Serving international students beyond teaching them cultural differences?

by Suhao Peng

Over the past several decades, especially since the beginning of the 21st century, universities worldwide have expanded their international reach by welcoming inbound international students and sending students abroad. I have been an international student in Swedish and Finnish tertiary institutions over the past decade. In most cases, universities offer orientation programs for international students, especially those who are newcomers, to “help” international students adapt to the “new” learning environment by teaching and informing them of cultural differences. For most of us, this practice seems natural because individual experiences abroad are usually articulated or described as challenging and intercultural/international adjustment and/or adaptation can be problematic. However, this practice has extended to the point that international students are viewed as culturally deficient in the host environment and are often treated as a homogenous and exotic population. By uncritically creating the domestic-international dichotomy, “cultural difference”, “cultural shock” and “cultural clash” fixate and reduce local Self and foreign Other into an us-them separation (Holliday et al., 2010) instead of seeing both groups of students as strangers (Mendoza et al., 2022) who are equally simple and complex, equally similar and different, experiencing both success and failures during their stay on campus. As a result, such differentialist bias misleads both international and domestic students to an obsession with how they are different from each other, rather than adopting a universal continuum of differences and similarities for a more inclusive praxis (Abdallah-Pretceille, 2006). This bias manifests in many orientation programs and guidelines that teach international students how to behave in the host environment. For example, the orientation program offered for exchange students at my university describes Finnish people and Finnish learning culture (e.g., silent, honest, individualistic, responsible for their own studies), as well as exotic Finnish traditions and customs (e.g., sauna); the student housing company allocates almost all exchange students into three locations that are furnished and provides them with a list of dos and don’ts for international students, suggesting that cultural differences are problematic and difficult.

         In line with Dervin’s (2016) idea of diverse diversities, we need to acknowledge that every individual is diverse and has multiple identities, no matter whether they are local or international.

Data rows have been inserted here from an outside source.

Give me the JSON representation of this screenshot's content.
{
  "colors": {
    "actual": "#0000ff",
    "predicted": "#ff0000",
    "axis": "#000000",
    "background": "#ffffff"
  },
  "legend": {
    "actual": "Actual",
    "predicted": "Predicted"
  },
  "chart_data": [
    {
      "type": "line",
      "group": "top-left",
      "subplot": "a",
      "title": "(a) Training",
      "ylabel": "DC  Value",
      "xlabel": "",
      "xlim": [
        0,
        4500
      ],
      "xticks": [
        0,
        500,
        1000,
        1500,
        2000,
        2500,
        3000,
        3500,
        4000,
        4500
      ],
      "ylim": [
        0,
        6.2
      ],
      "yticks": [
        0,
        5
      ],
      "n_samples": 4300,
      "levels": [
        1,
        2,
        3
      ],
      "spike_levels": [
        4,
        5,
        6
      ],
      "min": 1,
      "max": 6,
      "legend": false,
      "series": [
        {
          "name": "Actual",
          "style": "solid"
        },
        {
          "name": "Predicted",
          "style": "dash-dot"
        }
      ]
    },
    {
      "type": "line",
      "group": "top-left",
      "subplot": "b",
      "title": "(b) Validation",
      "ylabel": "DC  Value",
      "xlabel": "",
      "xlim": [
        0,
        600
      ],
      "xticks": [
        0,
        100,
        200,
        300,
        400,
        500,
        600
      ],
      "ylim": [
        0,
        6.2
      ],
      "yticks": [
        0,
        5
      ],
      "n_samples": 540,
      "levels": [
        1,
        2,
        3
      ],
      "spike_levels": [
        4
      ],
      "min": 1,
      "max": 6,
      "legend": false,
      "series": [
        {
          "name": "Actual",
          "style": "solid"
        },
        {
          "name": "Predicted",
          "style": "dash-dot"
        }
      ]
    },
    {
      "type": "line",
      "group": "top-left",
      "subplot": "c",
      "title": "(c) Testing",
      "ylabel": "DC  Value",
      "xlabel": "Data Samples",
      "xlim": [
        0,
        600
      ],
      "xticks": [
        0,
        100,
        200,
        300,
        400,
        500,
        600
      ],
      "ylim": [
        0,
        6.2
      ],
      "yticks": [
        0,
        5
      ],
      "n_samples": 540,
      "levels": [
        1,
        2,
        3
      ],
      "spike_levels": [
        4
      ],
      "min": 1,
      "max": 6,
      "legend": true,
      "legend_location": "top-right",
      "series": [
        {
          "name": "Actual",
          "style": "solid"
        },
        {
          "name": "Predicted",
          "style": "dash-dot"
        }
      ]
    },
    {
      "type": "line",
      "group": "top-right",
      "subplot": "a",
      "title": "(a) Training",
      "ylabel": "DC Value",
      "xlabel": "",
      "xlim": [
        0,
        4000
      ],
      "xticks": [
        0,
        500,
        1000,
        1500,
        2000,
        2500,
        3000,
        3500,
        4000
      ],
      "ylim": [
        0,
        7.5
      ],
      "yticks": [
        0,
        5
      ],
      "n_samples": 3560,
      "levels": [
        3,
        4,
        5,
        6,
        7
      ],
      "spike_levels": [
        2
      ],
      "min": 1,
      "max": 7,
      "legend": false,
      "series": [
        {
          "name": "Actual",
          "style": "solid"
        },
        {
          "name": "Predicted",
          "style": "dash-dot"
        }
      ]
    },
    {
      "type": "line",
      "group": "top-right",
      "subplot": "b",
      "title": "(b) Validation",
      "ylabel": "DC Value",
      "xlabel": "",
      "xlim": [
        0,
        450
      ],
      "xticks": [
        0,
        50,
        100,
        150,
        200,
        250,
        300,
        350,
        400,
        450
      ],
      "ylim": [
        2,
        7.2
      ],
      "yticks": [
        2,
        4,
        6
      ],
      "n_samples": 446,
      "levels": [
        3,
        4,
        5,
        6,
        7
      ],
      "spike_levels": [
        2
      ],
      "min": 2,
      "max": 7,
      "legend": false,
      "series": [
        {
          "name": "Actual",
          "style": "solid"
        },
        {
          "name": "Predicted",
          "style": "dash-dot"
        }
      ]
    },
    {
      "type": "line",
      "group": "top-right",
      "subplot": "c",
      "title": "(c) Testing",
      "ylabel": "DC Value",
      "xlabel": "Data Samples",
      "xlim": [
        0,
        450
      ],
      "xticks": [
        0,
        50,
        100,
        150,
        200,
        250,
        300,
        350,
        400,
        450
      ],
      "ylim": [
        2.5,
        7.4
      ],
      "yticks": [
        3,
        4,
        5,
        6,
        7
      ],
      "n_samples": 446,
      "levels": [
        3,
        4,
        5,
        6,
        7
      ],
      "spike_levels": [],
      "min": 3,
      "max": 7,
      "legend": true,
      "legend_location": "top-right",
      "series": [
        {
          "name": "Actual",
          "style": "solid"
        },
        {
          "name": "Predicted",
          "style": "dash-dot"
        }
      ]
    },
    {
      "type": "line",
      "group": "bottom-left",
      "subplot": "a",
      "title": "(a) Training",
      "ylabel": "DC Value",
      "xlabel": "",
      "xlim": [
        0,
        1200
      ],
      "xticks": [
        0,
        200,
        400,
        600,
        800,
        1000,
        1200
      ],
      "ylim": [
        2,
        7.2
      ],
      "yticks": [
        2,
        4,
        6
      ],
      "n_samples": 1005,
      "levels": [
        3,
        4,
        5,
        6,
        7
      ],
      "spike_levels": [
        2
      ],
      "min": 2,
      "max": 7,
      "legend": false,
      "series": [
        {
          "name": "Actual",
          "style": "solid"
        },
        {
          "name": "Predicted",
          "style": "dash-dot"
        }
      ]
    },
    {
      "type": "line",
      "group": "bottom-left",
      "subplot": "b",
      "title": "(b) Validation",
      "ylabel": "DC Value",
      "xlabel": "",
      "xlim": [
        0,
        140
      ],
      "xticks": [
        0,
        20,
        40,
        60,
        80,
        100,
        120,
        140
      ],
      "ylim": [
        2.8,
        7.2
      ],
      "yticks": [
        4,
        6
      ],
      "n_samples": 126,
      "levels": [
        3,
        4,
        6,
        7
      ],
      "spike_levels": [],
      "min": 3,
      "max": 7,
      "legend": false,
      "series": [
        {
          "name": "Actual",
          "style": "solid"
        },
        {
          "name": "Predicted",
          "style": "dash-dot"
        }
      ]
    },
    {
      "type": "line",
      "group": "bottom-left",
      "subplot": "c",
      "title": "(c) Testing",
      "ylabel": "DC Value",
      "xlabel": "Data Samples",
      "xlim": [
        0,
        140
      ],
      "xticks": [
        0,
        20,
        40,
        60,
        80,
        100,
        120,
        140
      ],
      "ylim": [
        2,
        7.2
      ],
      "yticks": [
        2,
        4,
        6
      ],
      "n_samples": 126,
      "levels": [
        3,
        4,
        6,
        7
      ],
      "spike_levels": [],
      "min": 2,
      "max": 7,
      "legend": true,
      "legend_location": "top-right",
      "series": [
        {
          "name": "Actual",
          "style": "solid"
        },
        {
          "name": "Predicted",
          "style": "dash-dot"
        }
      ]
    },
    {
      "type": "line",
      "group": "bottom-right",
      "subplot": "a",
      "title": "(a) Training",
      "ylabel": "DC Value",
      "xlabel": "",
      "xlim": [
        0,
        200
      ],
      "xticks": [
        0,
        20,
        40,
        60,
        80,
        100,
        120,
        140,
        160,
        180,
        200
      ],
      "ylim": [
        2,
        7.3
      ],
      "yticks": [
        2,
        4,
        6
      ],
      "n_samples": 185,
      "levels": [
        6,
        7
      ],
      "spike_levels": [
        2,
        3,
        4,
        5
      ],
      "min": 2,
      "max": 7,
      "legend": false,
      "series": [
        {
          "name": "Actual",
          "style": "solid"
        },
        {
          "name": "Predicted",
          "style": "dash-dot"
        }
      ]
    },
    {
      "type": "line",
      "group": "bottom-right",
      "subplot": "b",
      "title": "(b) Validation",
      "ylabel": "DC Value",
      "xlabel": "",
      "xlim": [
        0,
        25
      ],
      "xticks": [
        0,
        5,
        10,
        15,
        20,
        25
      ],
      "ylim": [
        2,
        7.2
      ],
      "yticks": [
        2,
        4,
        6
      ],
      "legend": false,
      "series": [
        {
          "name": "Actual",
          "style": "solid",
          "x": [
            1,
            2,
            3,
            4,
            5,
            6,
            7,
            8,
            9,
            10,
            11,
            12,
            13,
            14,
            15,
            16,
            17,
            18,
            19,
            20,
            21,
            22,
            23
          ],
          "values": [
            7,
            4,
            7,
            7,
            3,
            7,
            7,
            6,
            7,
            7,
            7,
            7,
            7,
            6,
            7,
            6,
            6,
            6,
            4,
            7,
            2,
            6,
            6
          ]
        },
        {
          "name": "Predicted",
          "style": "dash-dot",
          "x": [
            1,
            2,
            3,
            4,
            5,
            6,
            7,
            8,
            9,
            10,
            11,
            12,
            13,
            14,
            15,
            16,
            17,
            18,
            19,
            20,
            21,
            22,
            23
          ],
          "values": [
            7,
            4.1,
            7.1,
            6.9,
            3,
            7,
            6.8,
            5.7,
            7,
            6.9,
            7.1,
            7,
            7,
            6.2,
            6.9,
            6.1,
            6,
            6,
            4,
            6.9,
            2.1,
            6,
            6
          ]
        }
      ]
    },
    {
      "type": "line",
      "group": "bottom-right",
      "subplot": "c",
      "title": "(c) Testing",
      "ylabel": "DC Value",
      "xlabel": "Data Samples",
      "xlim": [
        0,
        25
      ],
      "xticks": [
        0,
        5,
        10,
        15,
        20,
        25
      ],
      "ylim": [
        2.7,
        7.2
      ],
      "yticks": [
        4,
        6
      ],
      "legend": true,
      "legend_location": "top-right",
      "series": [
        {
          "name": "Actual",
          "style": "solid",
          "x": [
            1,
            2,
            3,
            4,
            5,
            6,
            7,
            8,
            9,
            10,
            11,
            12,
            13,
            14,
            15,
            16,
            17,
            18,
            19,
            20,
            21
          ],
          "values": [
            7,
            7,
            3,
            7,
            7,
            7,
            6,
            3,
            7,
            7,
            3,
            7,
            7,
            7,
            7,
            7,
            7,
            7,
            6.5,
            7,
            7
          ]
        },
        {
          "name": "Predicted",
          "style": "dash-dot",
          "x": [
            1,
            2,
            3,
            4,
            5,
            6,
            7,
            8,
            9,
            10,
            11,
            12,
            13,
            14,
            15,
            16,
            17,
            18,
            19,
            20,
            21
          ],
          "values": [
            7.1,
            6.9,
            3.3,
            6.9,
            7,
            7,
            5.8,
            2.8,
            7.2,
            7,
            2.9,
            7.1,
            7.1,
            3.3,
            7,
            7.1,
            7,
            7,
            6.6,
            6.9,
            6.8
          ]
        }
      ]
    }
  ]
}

For example, like the housing company’s practices mentioned earlier, listing dos and don’ts not only imposes unitary identity in an either-or manner (i.e., local or international) that separates international students from domestic students, but also compiles simplistic stereotypes instead of encouraging all university members to take risks and explore complex human conditions and diverse interpersonal interactions. In other words, international student programming is often superficial and uncritical and represents an unsustainable way of transmitting knowledge about a new culture without focusing on the inter- (i.e., to go across) of intercultural learning, which empowers reciprocal dialogues, mutual learning, equal treatment, and introspection of self with critical reflexivity rather than acquiring information of otherness and overgeneralizing cultural differences. The transformative nature of international education and intercultural learning is not guaranteed when these programs reinforce a Self-Other distinction because the starting point for self-transformation is subjective but not universally the same among a (national) population group. It is important for international educators to rethink how to redesign programming for international students to promote authentic and meaningful intercultural learning.

References

Abdallah-Pretceille, M. (2006). Interculturalism as a paradigm for thinking about diversity. Intercultural Education, 17(5), 475–483. https://doi.org/10.1080/14675980601065764

Dervin, F. (2016). Interculturality in Education: A Theoretical and Methodological Toolbox. Palgrave Pivot.

Holliday, A., Hyde, M., & Kullman, J. (2010). Intercultural Communication: An Advanced Resource Book for Students (Second edition). Routledge.

Mendoza, C., Dervin, F., Yuan (袁梅), M., & Layne, H. (2022). “They Are Not Mixing With Others”: Finnish Lecturers’ Perspectives on International Students’ (Mis-)Encounters in Higher Education. ECNU Review of Education, 5(1), 89–115. https://doi.org/10.1177/2096531120976653

About the author:

Suhao Peng, M.Sc., is a doctoral student at the School of Educational Science and Teacher Education, University of Eastern Finland, Finland. His research interests include international education, critical interculturality, academic mobility.